About the Practical Course
Understanding how proteins interact with each other is essential for contemporary biomedical research. Continual growth in protein-protein interaction (PPI), protein complex and network data have created new opportunities to exploit these resources bioinformatically and link them to cell function as well as disease and therapeutics. Many tools exist to analyse and disseminate these data but most bench scientists are not trained to use them.
This course aims to equip researchers with the computational skills crucial for carrying out in-depth analyses of PPI by exploring, managing, and interconnecting their datasets. Trainees will learn about the current developments in the field through plenary talks and lectures. Practical sessions will focus on bioinformatics tools such as STRING, Cytoscape, Chimera, ELM and IUPRED, guided by experts who are the developers of these tools. Many of the publicly available tools are highly interconnected and we will show participants how to take advantage of this integration.
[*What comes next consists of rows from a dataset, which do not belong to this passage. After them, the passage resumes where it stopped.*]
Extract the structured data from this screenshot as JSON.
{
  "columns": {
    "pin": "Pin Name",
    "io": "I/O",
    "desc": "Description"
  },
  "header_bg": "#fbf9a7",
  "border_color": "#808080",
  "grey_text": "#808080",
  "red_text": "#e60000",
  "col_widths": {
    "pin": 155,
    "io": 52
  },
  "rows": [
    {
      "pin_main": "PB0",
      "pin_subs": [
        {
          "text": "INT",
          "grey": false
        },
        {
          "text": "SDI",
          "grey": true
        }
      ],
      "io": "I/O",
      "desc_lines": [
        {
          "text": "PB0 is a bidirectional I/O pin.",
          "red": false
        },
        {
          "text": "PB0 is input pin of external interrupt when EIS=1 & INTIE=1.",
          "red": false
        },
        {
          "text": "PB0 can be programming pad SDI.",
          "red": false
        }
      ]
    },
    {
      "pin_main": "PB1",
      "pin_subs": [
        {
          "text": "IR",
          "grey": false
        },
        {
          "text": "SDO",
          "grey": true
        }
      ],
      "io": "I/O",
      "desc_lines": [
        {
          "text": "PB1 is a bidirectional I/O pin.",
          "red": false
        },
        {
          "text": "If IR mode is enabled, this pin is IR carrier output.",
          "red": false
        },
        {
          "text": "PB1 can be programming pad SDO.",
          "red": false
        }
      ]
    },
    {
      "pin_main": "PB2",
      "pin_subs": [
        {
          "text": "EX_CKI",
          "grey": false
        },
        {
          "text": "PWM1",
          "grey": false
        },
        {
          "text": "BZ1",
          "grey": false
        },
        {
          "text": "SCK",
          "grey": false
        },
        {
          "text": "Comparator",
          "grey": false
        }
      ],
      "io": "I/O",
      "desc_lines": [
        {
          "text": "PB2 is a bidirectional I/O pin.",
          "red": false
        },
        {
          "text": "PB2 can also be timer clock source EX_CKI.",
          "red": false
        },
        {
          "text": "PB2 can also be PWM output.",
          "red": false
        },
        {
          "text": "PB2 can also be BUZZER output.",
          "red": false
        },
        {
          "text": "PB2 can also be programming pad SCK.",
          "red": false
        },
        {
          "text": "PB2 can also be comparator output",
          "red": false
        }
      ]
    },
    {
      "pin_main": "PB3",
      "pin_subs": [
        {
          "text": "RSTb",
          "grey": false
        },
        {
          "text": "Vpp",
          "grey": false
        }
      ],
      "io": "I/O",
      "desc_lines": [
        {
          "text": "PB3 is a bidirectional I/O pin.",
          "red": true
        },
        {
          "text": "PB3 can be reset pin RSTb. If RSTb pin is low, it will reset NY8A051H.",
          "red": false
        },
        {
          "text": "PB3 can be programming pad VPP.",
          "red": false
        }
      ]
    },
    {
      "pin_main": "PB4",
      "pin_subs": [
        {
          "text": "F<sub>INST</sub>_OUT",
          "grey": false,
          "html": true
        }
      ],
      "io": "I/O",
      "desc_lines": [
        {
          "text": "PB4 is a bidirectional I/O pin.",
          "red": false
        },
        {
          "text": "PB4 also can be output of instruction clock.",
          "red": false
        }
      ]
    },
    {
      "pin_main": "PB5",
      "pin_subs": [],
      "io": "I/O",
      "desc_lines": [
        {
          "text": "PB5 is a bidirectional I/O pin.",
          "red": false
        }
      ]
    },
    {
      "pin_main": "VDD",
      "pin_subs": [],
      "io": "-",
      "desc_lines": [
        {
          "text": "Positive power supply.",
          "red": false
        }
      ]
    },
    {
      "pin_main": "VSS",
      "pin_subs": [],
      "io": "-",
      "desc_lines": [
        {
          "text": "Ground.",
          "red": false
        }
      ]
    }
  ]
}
Ideal participants for this course are bench scientists who are working to obtain data related to PPIs, or already have such data they want to analyse. One of the focuses of this Practical Course will be teaching the importance of PPIs in biological systems, and how bioinformatics tools can be harnessed for understanding the physiological states and when these states are perturbed by disease. Keeping these aspects into consideration, publicly available experimental datasets of disease relevance (e.g. viral interactomes) are integrated into the training materials.
This workshop has been offered with different focuses since 2014, through which we have pioneered training in bioinformatics tools associated with the diversity and importance of PPIs involving various protein modules. From this course, participants will gain skills to analyse, manage, interconnect small and large PPI data, and design effective bio-computational experiments. The overall impact of the course is enhanced by giving the trainees opportunities to analyse public data in the presence of expert trainers, helping them acquire skills to investigate globular and intrinsically disordered polypeptide regions (IDRs) and gain biological insights in their own datasets.